The man, singing, was lean and tall. His face and head were so covered with thick curly hair it was hard to say if he was good looking or not. He spotted the two detectives as they came out of the shadows, and he abruptly stopped singing. He was seated on an orange crate. As he got slowly to his feet, a hundred or so eyes regarded Lepski.
Somewhere in the darkness, a voice said, ‘Fuzz.’
There was a long moment of silence and stillness, then the tall, lean man put down his guitar and walked around the seated hippies and paused before Lepski.
‘I run this camp,’ he said. ‘Chet Miscolo. Something wrong?’
‘Yeah,’ Lepski said. ‘Detective 1st Grade Lepski. Detective Lucas.’
Miscolo nodded to Dusty who nodded back.
‘What’s the trouble?’
Lepski handed him the three polaroid prints.
‘Know her?’
Miscolo moved to a gas flare, regarded the prints, then looked at Lepski.
‘Sure, Janie Bandler. Looks like she’s dead.’
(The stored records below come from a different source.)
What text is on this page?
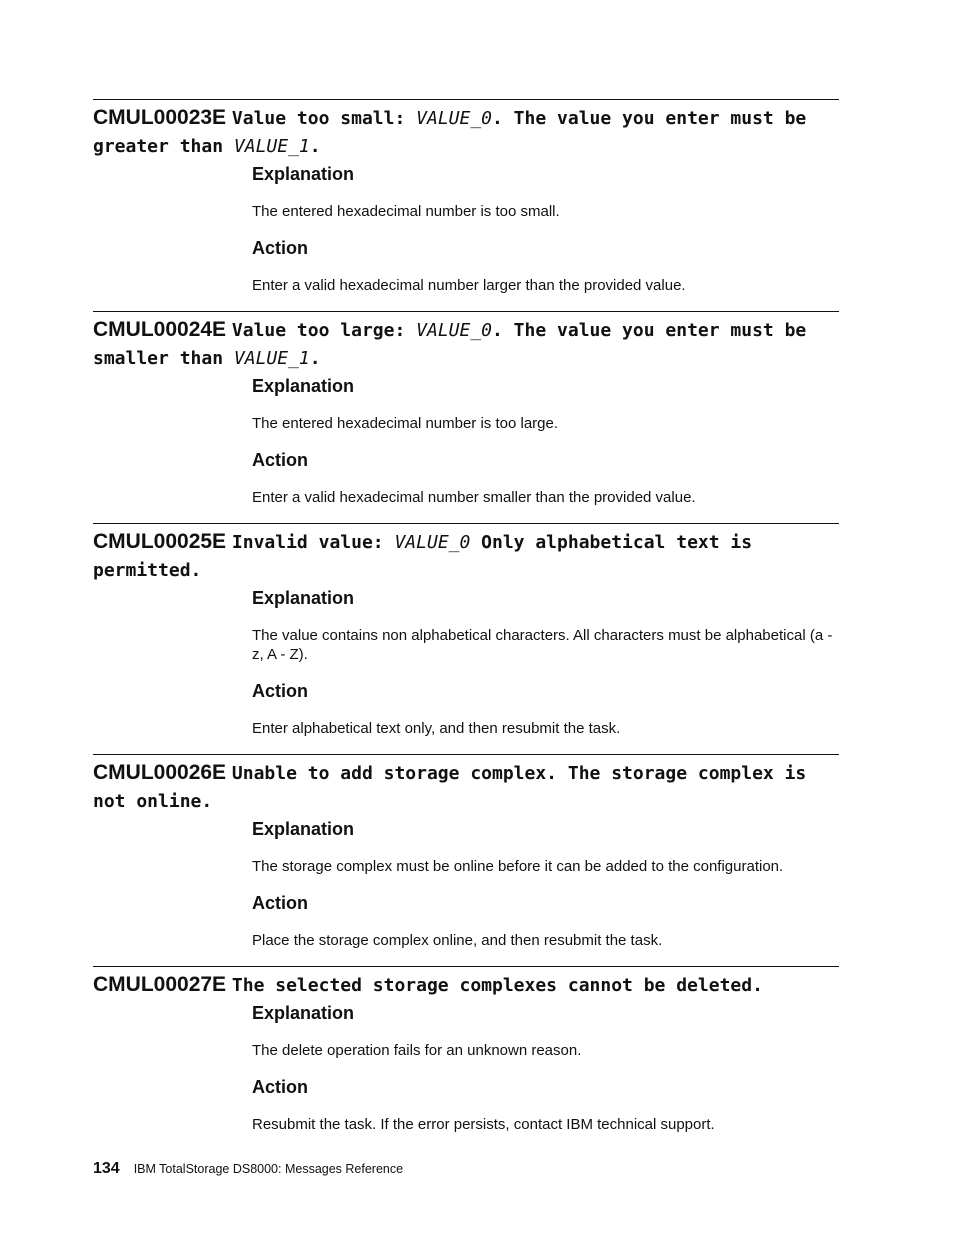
CMUL00023E Value too small: VALUE_0. The value you enter must be greater than VALUE_1.

Explanation

The entered hexadecimal number is too small.

Action

Enter a valid hexadecimal number larger than the provided value.

CMUL00024E Value too large: VALUE_0. The value you enter must be smaller than VALUE_1.

Explanation

The entered hexadecimal number is too large.

Action

Enter a valid hexadecimal number smaller than the provided value.

CMUL00025E Invalid value: VALUE_0 Only alphabetical text is permitted.

Explanation

The value contains non alphabetical characters. All characters must be alphabetical (a - z, A - Z).

Action

Enter alphabetical text only, and then resubmit the task.

CMUL00026E Unable to add storage complex. The storage complex is not online.

Explanation

The storage complex must be online before it can be added to the configuration.

Action

Place the storage complex online, and then resubmit the task.

CMUL00027E The selected storage complexes cannot be deleted.

Explanation

The delete operation fails for an unknown reason.

Action

Resubmit the task. If the error persists, contact IBM technical support.

134 IBM TotalStorage DS8000: Messages Reference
A sigh went through the group who were now all standing.
‘Yeah,’ Lepski said. ‘Murdered and ripped wide open.’
Again a sigh went through the group.
Kiscolo handed back the prints.
‘She arrived last night,’ he said. ‘She told me she was only staying a few days: had a job waiting for her in Miami.’ He rubbed his hand across his mouth. ‘I’m sorry. She seemed okay to me.’ He spoke regretfully, and Lepski, watching him, decided he was sorry.
‘Let’s have all you know about her, Chet.’ Aware of the tension in the group, Lepski sat on the sand. Dusty followed his example, sitting close to the gas flare, taking out his notebook.